Raging nature

We were resorted to pushing our bikes, our luggage, downhill! The damn wind, it terrified me, all over the road, standing still on the verge, trucks sucked us into their air stream. A straight line was impossible. At first we pushed on the incline, then unnerved, wobbling, on the flats, bodies bent forward at 45 degrees, tired of breaking and the fear for our own mortality, then pushing downhill. The wind was fierce.
We had stayed an extra day in the first town after the border into Turkey, Kirklareli. Gale force winds ripping over our hosts balcony, screaming, loud, deafening.
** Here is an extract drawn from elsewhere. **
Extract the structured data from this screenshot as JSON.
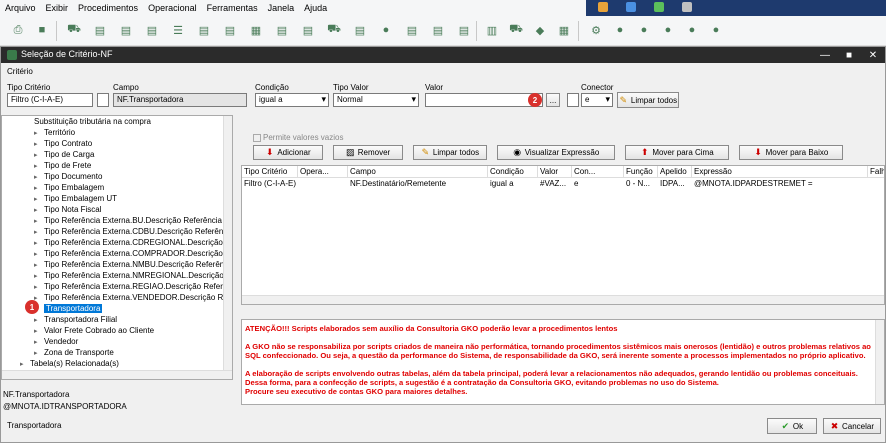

We were keen to push on and after realising the wind would not abate for several days we braced ourselves and went forward. It came predominantly from the side. A head wind would have been preferable, slow but safe.
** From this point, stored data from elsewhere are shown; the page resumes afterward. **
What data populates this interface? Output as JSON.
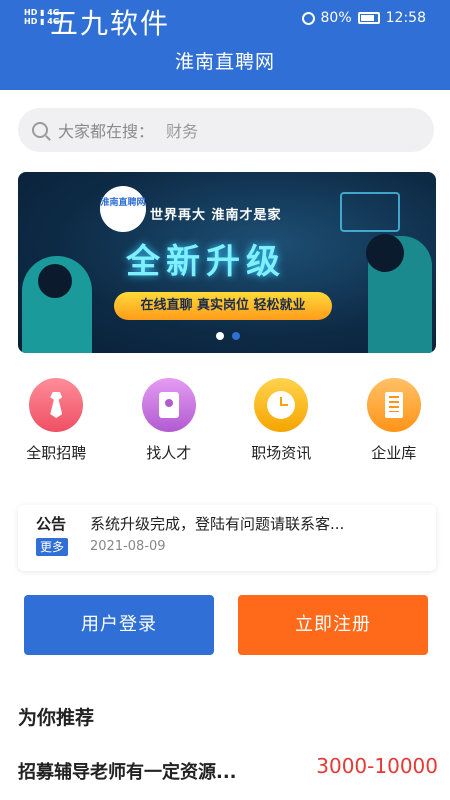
{
  "status_bar": {
    "left_top": "HD ▮ 4G",
    "left_bottom": "HD ▮ 4G",
    "watermark": "五九软件",
    "battery": "80%",
    "time": "12:58"
  },
  "nav": {
    "title": "淮南直聘网"
  },
  "search": {
    "prefix": "大家都在搜：",
    "value": "财务"
  },
  "banner": {
    "logo_text": "淮南直聘网",
    "slogan": "世界再大 淮南才是家",
    "headline": "全新升级",
    "subline": "在线直聊 真实岗位 轻松就业",
    "slides_total": 2,
    "active_slide": 1
  },
  "quick_entries": [
    {
      "label": "全职招聘",
      "icon": "tie-icon"
    },
    {
      "label": "找人才",
      "icon": "resume-icon"
    },
    {
      "label": "职场资讯",
      "icon": "clock-icon"
    },
    {
      "label": "企业库",
      "icon": "building-icon"
    }
  ],
  "notice": {
    "tag": "公告",
    "more": "更多",
    "text": "系统升级完成，登陆有问题请联系客...",
    "date": "2021-08-09"
  },
  "buttons": {
    "login": "用户登录",
    "register": "立即注册"
  },
  "recommend": {
    "title": "为你推荐",
    "job_title": "招募辅导老师有一定资源...",
    "salary": "3000-10000"
  },
  "colors": {
    "primary": "#2f6fd6",
    "accent": "#ff6a1a",
    "salary": "#e53935"
  }
}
I was filled with rage. A tight, raging bubble of anger. The second day of unrelenting gusts I did not know myself and this experience on a bicycle. They say the wind can do strange things to a person.
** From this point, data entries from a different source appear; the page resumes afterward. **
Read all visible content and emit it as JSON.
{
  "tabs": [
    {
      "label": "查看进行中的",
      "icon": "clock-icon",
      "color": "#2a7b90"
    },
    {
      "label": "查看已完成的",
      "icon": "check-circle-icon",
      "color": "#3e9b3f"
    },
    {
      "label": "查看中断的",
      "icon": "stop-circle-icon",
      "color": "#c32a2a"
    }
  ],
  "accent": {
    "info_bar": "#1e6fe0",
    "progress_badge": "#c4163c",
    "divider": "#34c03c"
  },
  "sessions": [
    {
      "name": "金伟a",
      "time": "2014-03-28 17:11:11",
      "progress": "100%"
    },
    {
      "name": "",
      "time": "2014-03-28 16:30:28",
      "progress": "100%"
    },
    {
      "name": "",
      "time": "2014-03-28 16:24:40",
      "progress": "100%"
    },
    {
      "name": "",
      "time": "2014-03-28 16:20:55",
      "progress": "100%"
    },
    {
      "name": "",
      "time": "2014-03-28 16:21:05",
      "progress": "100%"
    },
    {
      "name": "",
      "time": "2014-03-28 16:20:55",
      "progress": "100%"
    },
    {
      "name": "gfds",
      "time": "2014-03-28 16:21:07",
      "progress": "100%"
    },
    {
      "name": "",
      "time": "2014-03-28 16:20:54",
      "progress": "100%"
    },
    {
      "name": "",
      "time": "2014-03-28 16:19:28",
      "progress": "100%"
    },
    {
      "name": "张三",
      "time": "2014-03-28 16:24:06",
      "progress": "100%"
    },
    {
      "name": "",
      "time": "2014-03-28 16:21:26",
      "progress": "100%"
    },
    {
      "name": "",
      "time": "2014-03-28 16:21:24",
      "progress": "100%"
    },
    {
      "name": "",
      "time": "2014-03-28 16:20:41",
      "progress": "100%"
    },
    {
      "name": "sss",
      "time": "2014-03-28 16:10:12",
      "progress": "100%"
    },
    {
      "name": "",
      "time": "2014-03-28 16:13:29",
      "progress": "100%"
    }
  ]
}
My teeth clenched, I fought with each revolution of the pedals to stay on course. As I deviated, primeval, guttural sounds bubbled from me. Face contorted I swore and even yelled occasionally. I looked up at the sky and exclaimed “stop it!” …..I knew I was not rational, it was a pointless and futile waste of energy. Energy I required to push on. Li agreed and soldiered on ignoring me.
So, yes I pushed on, we pushed on, and by the afternoon the gusts became less frequent. It became like riding in a vacuum. At times the wind came from behind or disappeared altogether. No more friction, a calm, dead calm and peace, with this my mood mirrored nature. I settled and reflected another experience, another part of myself and that the journey continues.